Guardian fucking angel? Not likely.
I'm laughing and I'm crying and I'm laughing some more.
And he never said a word to me. Why would he? He didn't know. It's not his job to update me on every charity he decides to support.
But the anonymity is different. That means he's not supporting them as Risinger Industries, he's just supporting them as himself. Like he actually cares.
My heartbeat comes back. And with it, a pain in my chest that I wonder if I'll ever live completely without.
***
When I show up at the shelter, with its shiny new coat of paint and expanded kennel area, Shelly hugs me and cries.

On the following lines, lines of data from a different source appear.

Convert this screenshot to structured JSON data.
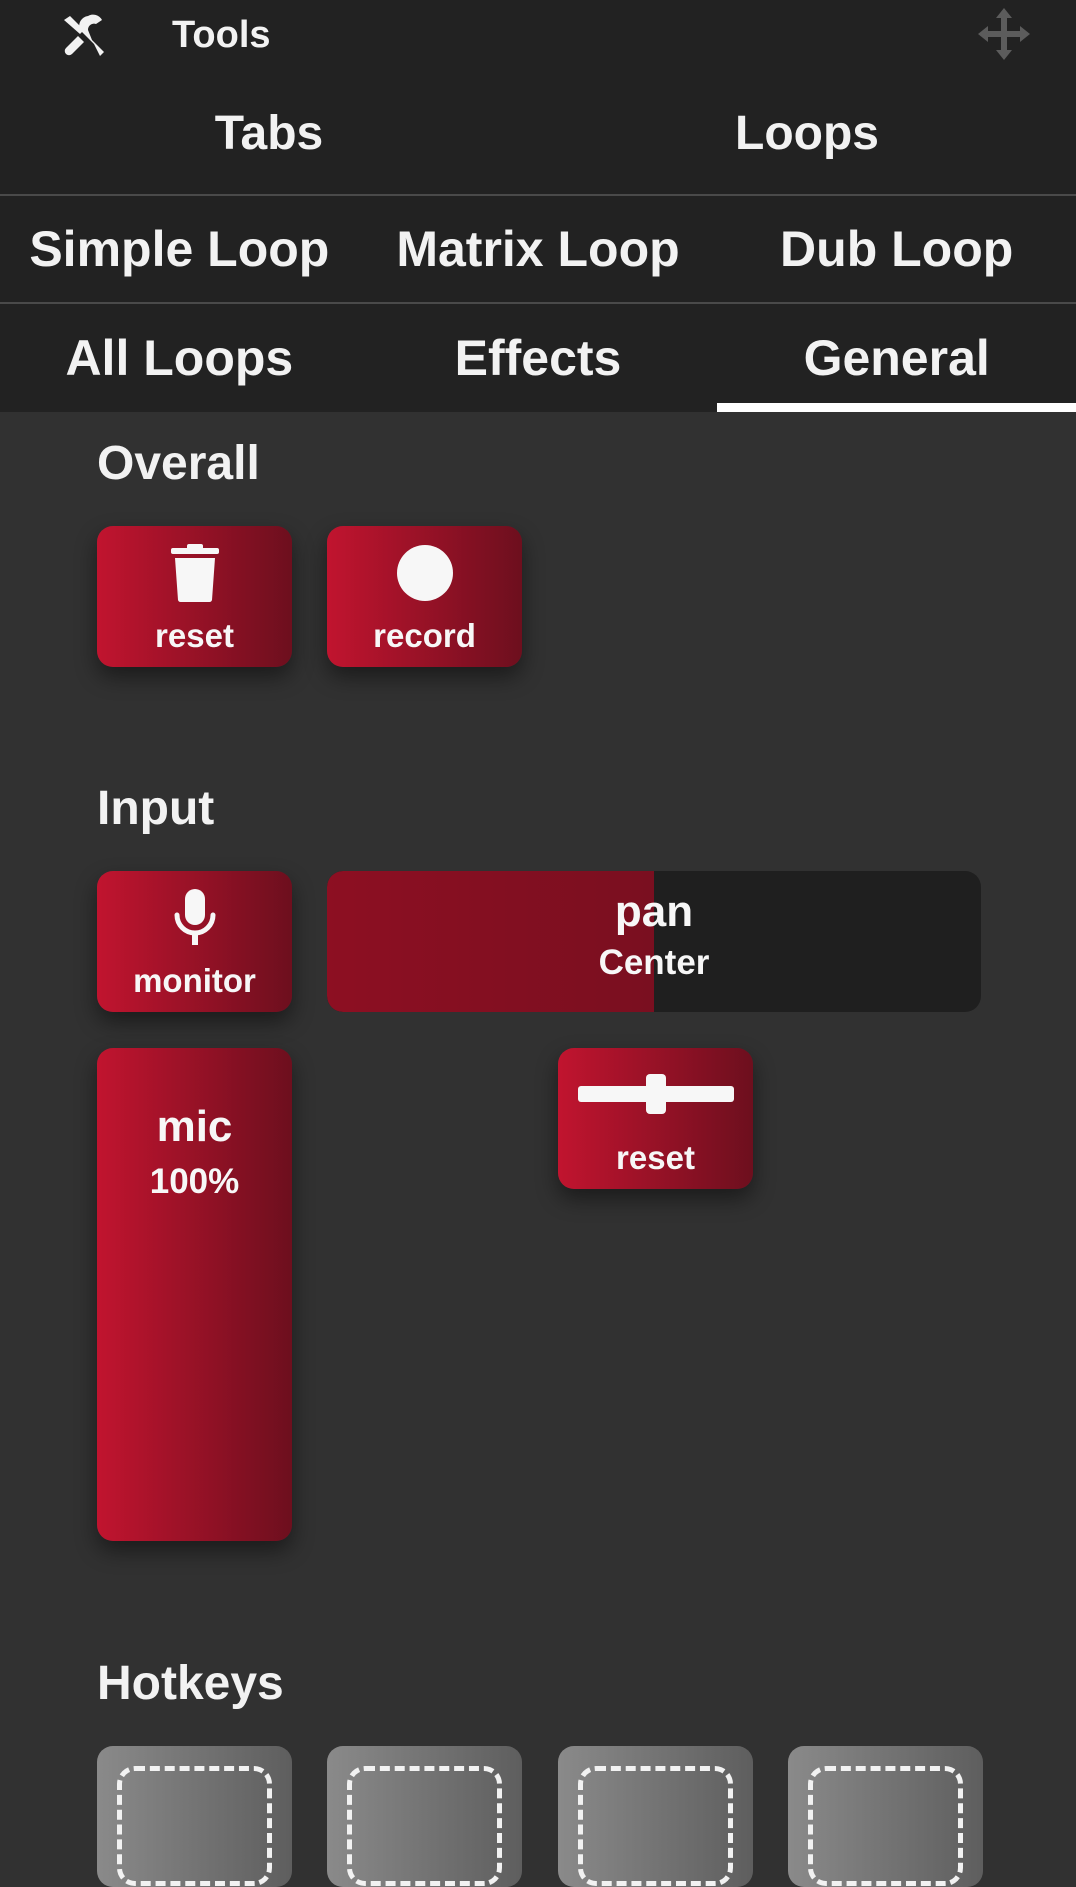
{
  "header": {
    "title": "Tools",
    "tools_icon": "tools-icon",
    "move_icon": "move-icon"
  },
  "tabs": {
    "row1": [
      "Tabs",
      "Loops"
    ],
    "row2": [
      "Simple Loop",
      "Matrix Loop",
      "Dub Loop"
    ],
    "row3": [
      "All Loops",
      "Effects",
      "General"
    ],
    "active": "General"
  },
  "overall": {
    "title": "Overall",
    "reset_label": "reset",
    "reset_icon": "trash-icon",
    "record_label": "record",
    "record_icon": "record-icon"
  },
  "input": {
    "title": "Input",
    "monitor_label": "monitor",
    "monitor_icon": "microphone-icon",
    "pan": {
      "label": "pan",
      "value": "Center",
      "level": 0.5
    },
    "mic": {
      "label": "mic",
      "value": "100%"
    },
    "pan_reset_label": "reset",
    "pan_reset_icon": "slider-icon"
  },
  "hotkeys": {
    "title": "Hotkeys",
    "count_visible": 4,
    "icon": "empty-slot-icon"
  },
  "colors": {
    "accent_start": "#c1142f",
    "accent_end": "#6d0f1e",
    "background": "#313131",
    "bar": "#222222"
  }
}
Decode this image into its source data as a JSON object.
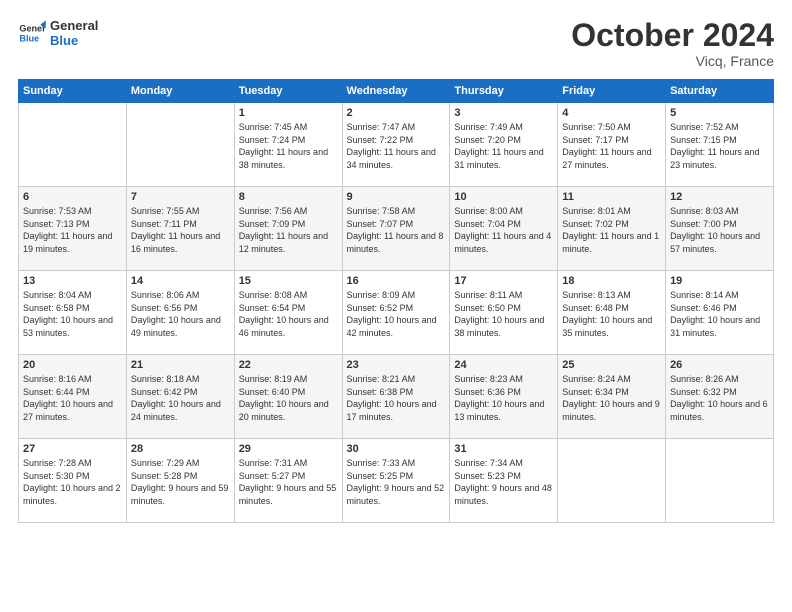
{
  "header": {
    "logo": {
      "line1": "General",
      "line2": "Blue"
    },
    "title": "October 2024",
    "subtitle": "Vicq, France"
  },
  "weekdays": [
    "Sunday",
    "Monday",
    "Tuesday",
    "Wednesday",
    "Thursday",
    "Friday",
    "Saturday"
  ],
  "weeks": [
    [
      {
        "day": "",
        "info": ""
      },
      {
        "day": "",
        "info": ""
      },
      {
        "day": "1",
        "info": "Sunrise: 7:45 AM\nSunset: 7:24 PM\nDaylight: 11 hours and 38 minutes."
      },
      {
        "day": "2",
        "info": "Sunrise: 7:47 AM\nSunset: 7:22 PM\nDaylight: 11 hours and 34 minutes."
      },
      {
        "day": "3",
        "info": "Sunrise: 7:49 AM\nSunset: 7:20 PM\nDaylight: 11 hours and 31 minutes."
      },
      {
        "day": "4",
        "info": "Sunrise: 7:50 AM\nSunset: 7:17 PM\nDaylight: 11 hours and 27 minutes."
      },
      {
        "day": "5",
        "info": "Sunrise: 7:52 AM\nSunset: 7:15 PM\nDaylight: 11 hours and 23 minutes."
      }
    ],
    [
      {
        "day": "6",
        "info": "Sunrise: 7:53 AM\nSunset: 7:13 PM\nDaylight: 11 hours and 19 minutes."
      },
      {
        "day": "7",
        "info": "Sunrise: 7:55 AM\nSunset: 7:11 PM\nDaylight: 11 hours and 16 minutes."
      },
      {
        "day": "8",
        "info": "Sunrise: 7:56 AM\nSunset: 7:09 PM\nDaylight: 11 hours and 12 minutes."
      },
      {
        "day": "9",
        "info": "Sunrise: 7:58 AM\nSunset: 7:07 PM\nDaylight: 11 hours and 8 minutes."
      },
      {
        "day": "10",
        "info": "Sunrise: 8:00 AM\nSunset: 7:04 PM\nDaylight: 11 hours and 4 minutes."
      },
      {
        "day": "11",
        "info": "Sunrise: 8:01 AM\nSunset: 7:02 PM\nDaylight: 11 hours and 1 minute."
      },
      {
        "day": "12",
        "info": "Sunrise: 8:03 AM\nSunset: 7:00 PM\nDaylight: 10 hours and 57 minutes."
      }
    ],
    [
      {
        "day": "13",
        "info": "Sunrise: 8:04 AM\nSunset: 6:58 PM\nDaylight: 10 hours and 53 minutes."
      },
      {
        "day": "14",
        "info": "Sunrise: 8:06 AM\nSunset: 6:56 PM\nDaylight: 10 hours and 49 minutes."
      },
      {
        "day": "15",
        "info": "Sunrise: 8:08 AM\nSunset: 6:54 PM\nDaylight: 10 hours and 46 minutes."
      },
      {
        "day": "16",
        "info": "Sunrise: 8:09 AM\nSunset: 6:52 PM\nDaylight: 10 hours and 42 minutes."
      },
      {
        "day": "17",
        "info": "Sunrise: 8:11 AM\nSunset: 6:50 PM\nDaylight: 10 hours and 38 minutes."
      },
      {
        "day": "18",
        "info": "Sunrise: 8:13 AM\nSunset: 6:48 PM\nDaylight: 10 hours and 35 minutes."
      },
      {
        "day": "19",
        "info": "Sunrise: 8:14 AM\nSunset: 6:46 PM\nDaylight: 10 hours and 31 minutes."
      }
    ],
    [
      {
        "day": "20",
        "info": "Sunrise: 8:16 AM\nSunset: 6:44 PM\nDaylight: 10 hours and 27 minutes."
      },
      {
        "day": "21",
        "info": "Sunrise: 8:18 AM\nSunset: 6:42 PM\nDaylight: 10 hours and 24 minutes."
      },
      {
        "day": "22",
        "info": "Sunrise: 8:19 AM\nSunset: 6:40 PM\nDaylight: 10 hours and 20 minutes."
      },
      {
        "day": "23",
        "info": "Sunrise: 8:21 AM\nSunset: 6:38 PM\nDaylight: 10 hours and 17 minutes."
      },
      {
        "day": "24",
        "info": "Sunrise: 8:23 AM\nSunset: 6:36 PM\nDaylight: 10 hours and 13 minutes."
      },
      {
        "day": "25",
        "info": "Sunrise: 8:24 AM\nSunset: 6:34 PM\nDaylight: 10 hours and 9 minutes."
      },
      {
        "day": "26",
        "info": "Sunrise: 8:26 AM\nSunset: 6:32 PM\nDaylight: 10 hours and 6 minutes."
      }
    ],
    [
      {
        "day": "27",
        "info": "Sunrise: 7:28 AM\nSunset: 5:30 PM\nDaylight: 10 hours and 2 minutes."
      },
      {
        "day": "28",
        "info": "Sunrise: 7:29 AM\nSunset: 5:28 PM\nDaylight: 9 hours and 59 minutes."
      },
      {
        "day": "29",
        "info": "Sunrise: 7:31 AM\nSunset: 5:27 PM\nDaylight: 9 hours and 55 minutes."
      },
      {
        "day": "30",
        "info": "Sunrise: 7:33 AM\nSunset: 5:25 PM\nDaylight: 9 hours and 52 minutes."
      },
      {
        "day": "31",
        "info": "Sunrise: 7:34 AM\nSunset: 5:23 PM\nDaylight: 9 hours and 48 minutes."
      },
      {
        "day": "",
        "info": ""
      },
      {
        "day": "",
        "info": ""
      }
    ]
  ]
}
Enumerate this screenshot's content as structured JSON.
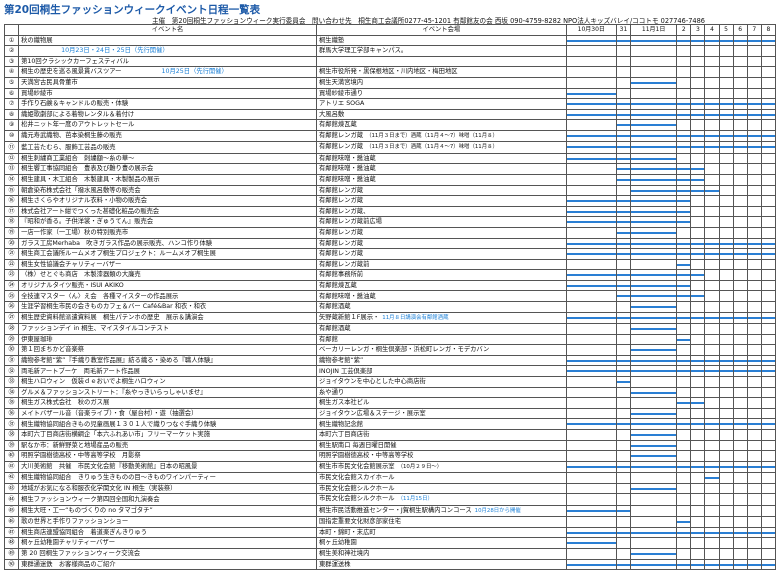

"I thought you might be back," she sniffles. "I was hoping. After we ran into each other … "
She pauses, looking at me. It seems like there's a thousand things she's not saying.
"I'm just so glad you're here," she says, finally.
I puzzle over this while I supervise the open play time for the dogs, throwing balls and sticks and sitting down on the bench with the elderly beagle who just wants to cuddle all day. I know he's going to have a hard time finding a home, and I try not to think about it as I stroke his ears.
The one nice thing about this new, terminally boring job is that it leaves me plenty of time and energy to volunteer again. It feels strange, like a time machine has taken me back five years and dropped me in a place where I no longer really fit in. Nothing else has changed much, but I have.
I start spending weekends, evenings, and even some early mornings at the shelter. When I mention it offhandedly to my new boss, he offers me a flexible schedule to help out with my charitable endeavors. He loves animals, you see.
I feel like I'm on a different fucking planet.